Missionnaires du diocèse de Dax (prêtres)Missionnaires du diocèse de Dax (frères)
Jean-Baptiste Bustarret (Brassempouy, 1759)
Jean-Baptiste Depaul (Pouy, 1770)
Jean-Baptiste Destouesse (Tartas, 1742)
Pierre Duchâteau (Tartas, 1720)
Jacques Christophe Hiriard (Dax, 1694)
Guillaume Lostalot (Dax, 1660)
Jean Lostalot* (Dax, 1668)
Jean-Joseph Mancamp* (Pontonx, 1663)
Jean-Baptiste Pomiers* (Pontonx, 1707)
Jean Cardenau (Tilh, 1726)
Léonard Cardeneau (Tilh, 1731)
François Darrecbielh (Pomarez, 1738)
Germain Duboscq (Gouts, 1726)
Bertrand Ducournau* (Amou, 1614)
Jean Laborde (Montfort-en-Chalosse, 1722)

S’il apparaît dans cette liste, Bertrand Ducournau ne fera cependant pas partie du corpus étudié car il est le seul à avoir accompagné le saint de son vivant et est arrivé à lui par un cheminement particulier, à une époque très différente de celle des autres Lazaristes de cette liste. Le nombre de Lazaristes étudiés est donc de quinze, trois d’entre eux ayant une courte biographie.

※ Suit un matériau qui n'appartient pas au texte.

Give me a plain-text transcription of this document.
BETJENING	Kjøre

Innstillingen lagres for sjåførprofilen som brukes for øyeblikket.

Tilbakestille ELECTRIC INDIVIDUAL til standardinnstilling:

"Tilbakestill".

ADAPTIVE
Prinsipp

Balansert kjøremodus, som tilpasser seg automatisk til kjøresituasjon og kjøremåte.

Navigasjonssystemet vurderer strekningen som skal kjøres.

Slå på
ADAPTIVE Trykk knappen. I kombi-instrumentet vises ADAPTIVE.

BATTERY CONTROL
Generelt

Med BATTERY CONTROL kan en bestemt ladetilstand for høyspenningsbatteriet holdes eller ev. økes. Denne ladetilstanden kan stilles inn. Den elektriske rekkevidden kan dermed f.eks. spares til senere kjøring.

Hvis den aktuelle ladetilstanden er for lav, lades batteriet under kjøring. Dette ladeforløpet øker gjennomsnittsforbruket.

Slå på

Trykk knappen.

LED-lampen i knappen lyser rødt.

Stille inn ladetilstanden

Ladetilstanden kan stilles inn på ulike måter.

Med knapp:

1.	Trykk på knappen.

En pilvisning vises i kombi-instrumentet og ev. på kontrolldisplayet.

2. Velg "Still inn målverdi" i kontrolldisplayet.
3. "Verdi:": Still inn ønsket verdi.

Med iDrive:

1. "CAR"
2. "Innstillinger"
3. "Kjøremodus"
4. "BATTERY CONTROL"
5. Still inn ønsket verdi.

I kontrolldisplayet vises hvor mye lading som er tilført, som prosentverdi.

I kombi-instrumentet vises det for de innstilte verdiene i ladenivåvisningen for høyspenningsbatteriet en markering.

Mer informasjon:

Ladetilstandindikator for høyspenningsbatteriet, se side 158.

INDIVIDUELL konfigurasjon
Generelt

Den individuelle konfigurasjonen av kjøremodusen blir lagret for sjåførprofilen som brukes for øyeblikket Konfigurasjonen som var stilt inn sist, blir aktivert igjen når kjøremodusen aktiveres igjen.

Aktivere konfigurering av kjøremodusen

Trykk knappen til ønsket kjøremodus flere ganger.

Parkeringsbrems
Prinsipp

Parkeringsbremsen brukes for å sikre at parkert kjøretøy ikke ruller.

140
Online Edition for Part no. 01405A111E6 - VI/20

En analysant les liens de la famille Mora de Saint-Paul avec ces Lazaristes, nous découvrirons à la fois le réseau religieux et la généalogie complexe de saint Vincent.

Notes :


[i] C’est plutôt Vincent de Paul, mais celui qui allait devenir saint, pour éviter toute confusion avec une éventuelle particule noble, a choisi d’écrire son nom de manière attachée : Depaul. On retrouve aussi souvent le nom « de Pau » dans les registres paroissiaux. « De Paul » vient d’un saint Paul (Soussieux, 1991, p. 22).

[ii] Cette date nous paraît la plus probable d’après l’analyse de José-Marià Roman (1981, p. 21). Voir aussi sur ce blog ici !

[iii] Nom d’origine de la paroisse de Saint-Vincent-de-Paul. Nous utiliserons cet ancien nom pour aider à distinguer de saint Vincent de Paul, le personnage.

[iv] Nous pensons notamment à la famille Depaul mais aussi aux familles Comet et Saint-Martin, pour les découvrir et bien plus encore, lire la notice au sujet de Vincent Depaul, du dictionnaire de Philippe Soussieux (2012, p. 794 – 800). Sans les étudier précisément, nous croiserons leurs routes.

[v] Forrestal A., 2017. Vincent de Paul, the Lazariste Mission, and French Catholic Reform. Oxford, Ed. Oxford University Press. J’en parle ici sur ce blog.

[vi] De Moras, Dumorar ou Moura, toponyme gascon signifiant « lieu humide ». Nous utiliserons le nom « Mora » car c’est ainsi qu’aujourd’hui il s’écrit le plus souvent.

[vii] Je noterai Saint-Paul dans cet article pour à la fois alléger le texte et correspondre à l’époque concernée.

[viii]  Grosclaude M., Guilhemjoan P., Narioo G. (2004, p. 386). À prononcer « tiot », mot gascon signifiant « flaque d’eau », il existe en effet, encore de nos jours, une petite mare sur ce lieu-dit.

[ix] Permalien sur Gallica : https://gallica.bnf.fr/ark:/12148/bpt6k9631983s « Publié dans la Rev. Des Basses-Pyrénées et des Landes sous le pseudonyme de « Jean du Pouy » (1885, 1887) » (Soussieux, op. cit., p. 591).

[x] Lien : https://www.docsvincentiens.fr/

[xi] Je me retrouve tout à fait dans la méthode récemment exposée par Pierre-Valéry Archassal : « Parrains et marraines, la parenté spirituelle » (2025).